In this work, we propose WebSpotter, a novel framework to provide the interpretability of deep learning-based web attack detection systems by locating malicious payloads within HTTP requests. WebSpotter segments HTTP requests into minimal semantic units (MSUs) and identifies which units contain malicious payloads. The method leverages both model behavior and textual semantics to provide interpretable and actionable insights into web attacks.
You can run the following script to configurate necessary environment:
conda create -n webspotter python=3.9
conda activate webspotter
pip install -r requirements.txtBelow are the steps to reproduce the main results from the paper. The steps include training a web attack detection model, calculating importance scores of MSUs, training the payload localization model, and performing evaluations. The following example uses the FPAD dataset.
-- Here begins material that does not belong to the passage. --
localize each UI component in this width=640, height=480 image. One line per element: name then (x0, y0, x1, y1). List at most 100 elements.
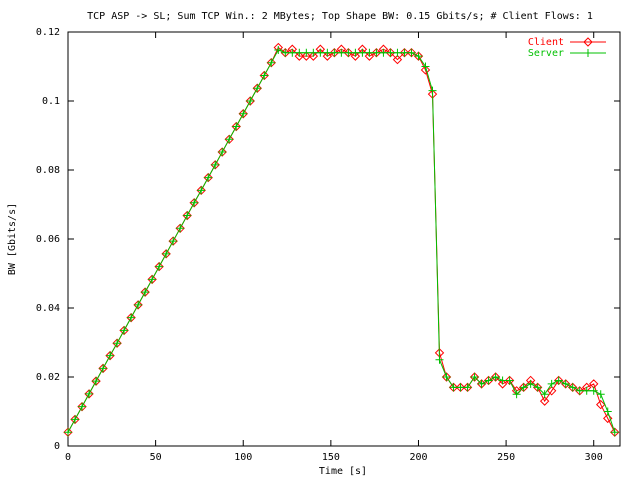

The first step is to train a detection model. A TextCNN model is used for this purpose, and the trained model will be saved in the tmp_model directory. For the PKDD dataset, set --max_len to 2100 instead, as it includes HTTP headers
python classification/run.py --tmp_dir datasets/FPAD --tmp_model tmp_model --dataset fpad --max_len 700
Then, compute the importance scores of minimal semantic units (MSUs), which are required for training the localization model. The following two commands generate the importance scores for the training and testing sets, respectively:
python localization/post_explain/run_explain.py \
--model_path tmp_model/textcnn-700-FPAD-512-None-0.pth \
--outputdir post_explain_result/fpad/test \
--dataset fpad \
--test_path datasets/FPAD/test.jsonl
python localization/post_explain/run_explain.py \
--model_path tmp_model/textcnn-700-FPAD-512-None-0.pth \
--outputdir post_explain_result/fpad/train \
--dataset fpad \
--test_path datasets/FPAD/train.jsonl
This step trains the localization model to identify malicious MSUs and evaluates its performance.
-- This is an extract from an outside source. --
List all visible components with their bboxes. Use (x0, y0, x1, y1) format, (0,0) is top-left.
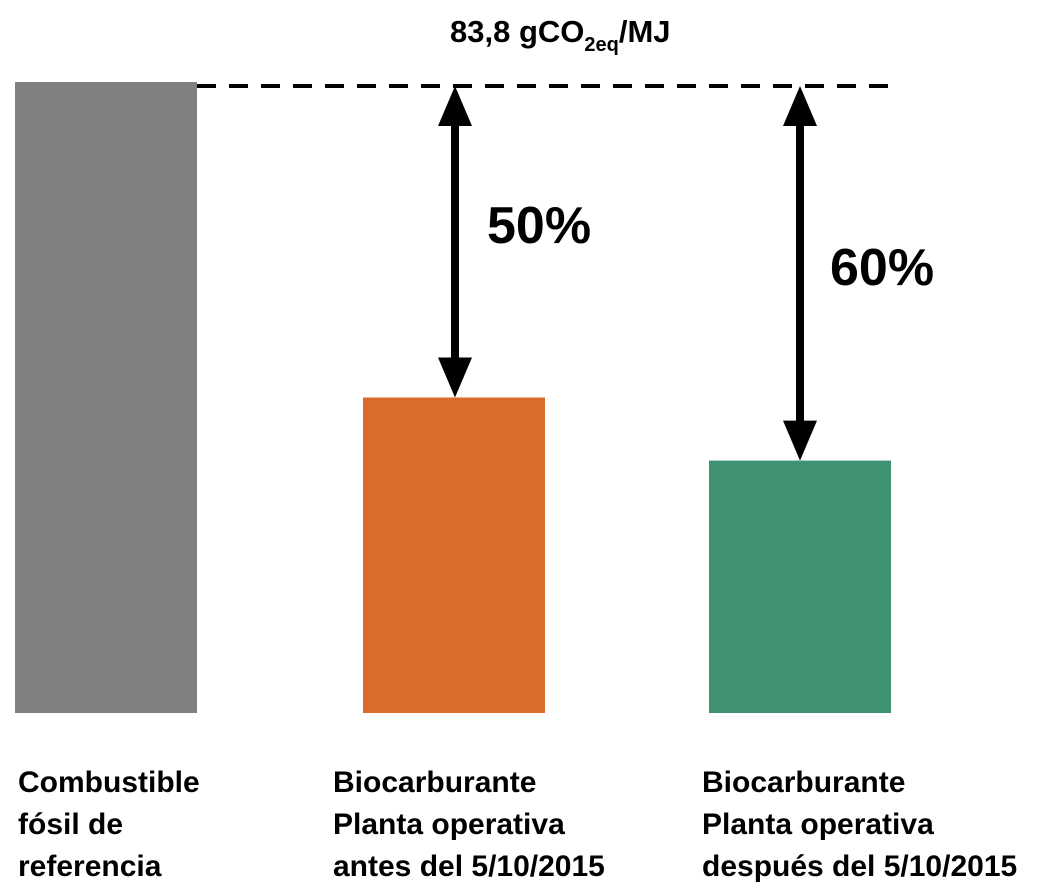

python localization/binary_based/run.py \
--feature_method score_sort_with_textemb \
--dataset fpad \
--train_path post_explain_result/fpad/train/train.jsonl_withscore \
--test_path post_explain_result/fpad/test/test.jsonl_withscore \
--output_path binary_result/fpad \
--sample_rate 0.01
Additionally, we also provide an end-to-end script that covers the three steps described above. This script will train the DL-based detection model, compute MSU importance scores for both training and testing sets, train the payload localization model using 1% location-labeled data and evaluate the localization performance. To run the full pipeline on a specific dataset (e.g., FPAD), simply use:
python run_webspotter.py FPAD
Supported dataset names include: FPAD, CSIC, PKDD, and CVE.
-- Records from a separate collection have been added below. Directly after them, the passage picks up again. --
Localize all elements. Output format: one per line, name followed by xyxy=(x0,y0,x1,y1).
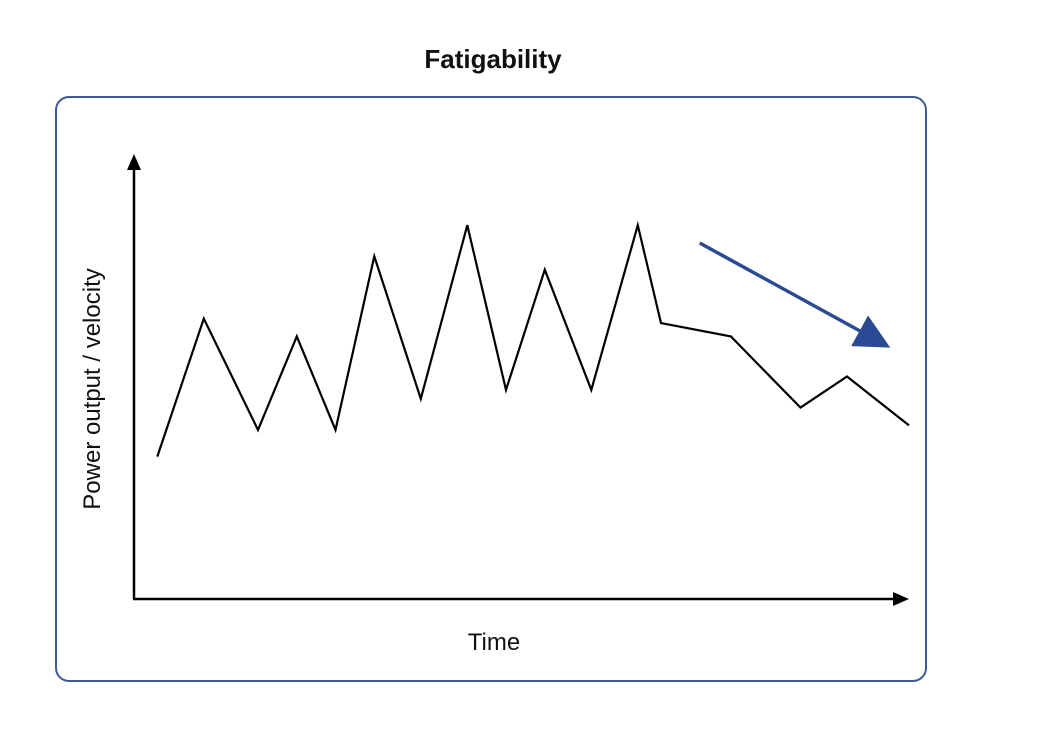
y-axis-label: Power output / velocity xyxy=(79,268,106,509)
x-axis-arrowhead xyxy=(893,592,909,606)
series-line xyxy=(156,220,910,457)
x-axis-label: Time xyxy=(468,629,520,656)
chart-frame xyxy=(55,96,927,682)
chart-title: Fatigability xyxy=(424,44,562,74)
y-axis-arrowhead xyxy=(127,154,141,170)
trend-arrow xyxy=(698,241,891,348)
We provide a script to convert localization results into WAF rules. Run the following command:
python rule_generation/extract_rule.py explain_result/FPAD/evaluation_data.txt signatures/FPAD
We provide datasets with location labels of malicious payloads, including CSIC, PKDD, FPAD, FPAD-OOD, and real-world CVE-based attacks. Considering that some payloads may contain potentially sensitive or identifiable information, a small subset of samples in our newly constructed datasets has been filtered out to mitigate de-anonymization risks.